Ten months later, a Treasury Department official named Josiah E. DuBois, Jr. discovered what State had done. DuBois surreptitiously obtained copies of both 354 and 482. Because of the vague wording of 354—it mentioned the number 482 but didn’t quote its contents—the true purpose of 354 could be understood only by reading it in conjunction with 482.

So DuBois persuaded Treasury Secretary Henry Morgenthau, Jr. to ask for a copy of 354. Assistant Secretary of State Breckinridge Long didn’t want Morgenthau to see the full text of 354, because it would lead him to ask for 482.

So Long tried to cover it up. He “deleted the cross-reference [in 354] to cable 482,” Dubois later recalled. “It was an obvious, deliberate deception.” Without the reference to 482, “all it said was that messages such as those should no longer be sent—it didn’t mean anything.”

DuBois’s expose of Long’s cover-up triggered an all-out conflict between Treasury and State. Morgenthau “once told me [that Long’s] deliberate attempt to deceive him…was the most shocking incident that he had ever experienced during his time in office,” DuBois said.

As a result, Morgenthau in early 1944 summoned the wherewithal to directly confront President Roosevelt about State’s actions. FDR, already under mounting congressional and public pressure to take rescue action, realized that the growing scandal could hurt him in that year’s election. So the president quickly agreed to Morgenthau’s request to establish the War Refugee Board, a new U.S. agency devoted to rescuing refugees.

It was late, it was little, and it faced an array of obstacles. FDR gave the new agency almost no funding—90% of its budget was supplied by private Jewish groups. The State Department and War Department rarely cooperated with the Board’s initiatives. Nonetheless, the Board undertook heroic efforts during the last fifteen months of the war, including its sponsorship of the life-saving work of Raoul Wallenberg. Altogether, the War Refugee Board played a major role in saving some 200,000 Jews from the Nazis.

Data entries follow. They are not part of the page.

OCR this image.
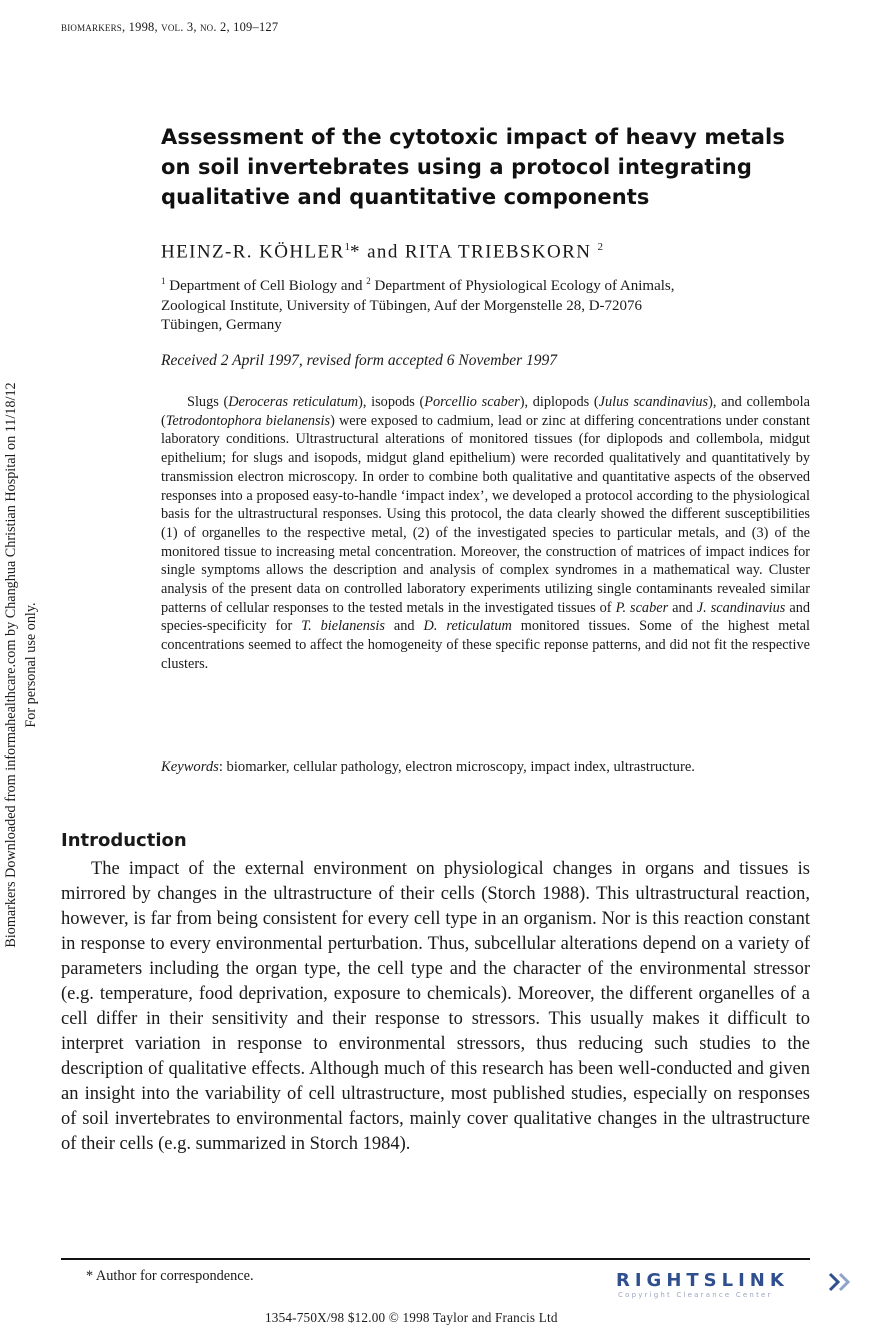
biomarkers, 1998, vol. 3, no. 2, 109–127
Assessment of the cytotoxic impact of heavy metals on soil invertebrates using a protocol integrating qualitative and quantitative components
HEINZ-R. KÖHLER$^1$* and RITA TRIEBSKORN $^2$

$^1$ Department of Cell Biology and $^2$ Department of Physiological Ecology of Animals,

Zoological Institute, University of Tübingen, Auf der Morgenstelle 28, D-72076

Tübingen, Germany

Received 2 April 1997, revised form accepted 6 November 1997

Slugs (Deroceras reticulatum), isopods (Porcellio scaber), diplopods (Julus scandinavius), and collembola (Tetrodontophora bielanensis) were exposed to cadmium, lead or zinc at differing concentrations under constant laboratory conditions. Ultrastructural alterations of monitored tissues (for diplopods and collembola, midgut epithelium; for slugs and isopods, midgut gland epithelium) were recorded qualitatively and quantitatively by transmission electron microscopy. In order to combine both qualitative and quantitative aspects of the observed responses into a proposed easy-to-handle ‘impact index’, we developed a protocol according to the physiological basis for the ultrastructural responses. Using this protocol, the data clearly showed the different susceptibilities (1) of organelles to the respective metal, (2) of the investigated species to particular metals, and (3) of the monitored tissue to increasing metal concentration. Moreover, the construction of matrices of impact indices for single symptoms allows the description and analysis of complex syndromes in a mathematical way. Cluster analysis of the present data on controlled laboratory experiments utilizing single contaminants revealed similar patterns of cellular responses to the tested metals in the investigated tissues of P. scaber and J. scandinavius and species-specificity for T. bielanensis and D. reticulatum monitored tissues. Some of the highest metal concentrations seemed to affect the homogeneity of these specific reponse patterns, and did not fit the respective clusters.

Keywords: biomarker, cellular pathology, electron microscopy, impact index, ultrastructure.
Introduction

The impact of the external environment on physiological changes in organs and tissues is mirrored by changes in the ultrastructure of their cells (Storch 1988). This ultrastructural reaction, however, is far from being consistent for every cell type in an organism. Nor is this reaction constant in response to every environmental perturbation. Thus, subcellular alterations depend on a variety of parameters including the organ type, the cell type and the character of the environmental stressor (e.g. temperature, food deprivation, exposure to chemicals). Moreover, the different organelles of a cell differ in their sensitivity and their response to stressors. This usually makes it difficult to interpret variation in response to environmental stressors, thus reducing such studies to the description of qualitative effects. Although much of this research has been well-conducted and given an insight into the variability of cell ultrastructure, most published studies, especially on responses of soil invertebrates to environmental factors, mainly cover qualitative changes in the ultrastructure of their cells (e.g. summarized in Storch 1984).

* Author for correspondence.	RIGHTSLINK
Copyright Clearance Center
1354-750X/98 $12.00 © 1998 Taylor and Francis Ltd
Biomarkers Downloaded from informahealthcare.com by Changhua Christian Hospital on 11/18/12 For personal use only.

Louis Brandeis, in his famous essay advocating transparency, asserted that “sunlight is said to be the best of disinfectants,” as a metaphor for exposing wrongdoing. Fear of “sunlight” forced President Roosevelt’s hand in 1944. Hopefully, the latest revelations about the State Department’s cover up concerning when it learned of the Saudis’ killings, will embarrass the Biden administration into putting meaningful pressure on Saudi Arabia to halt the massacres.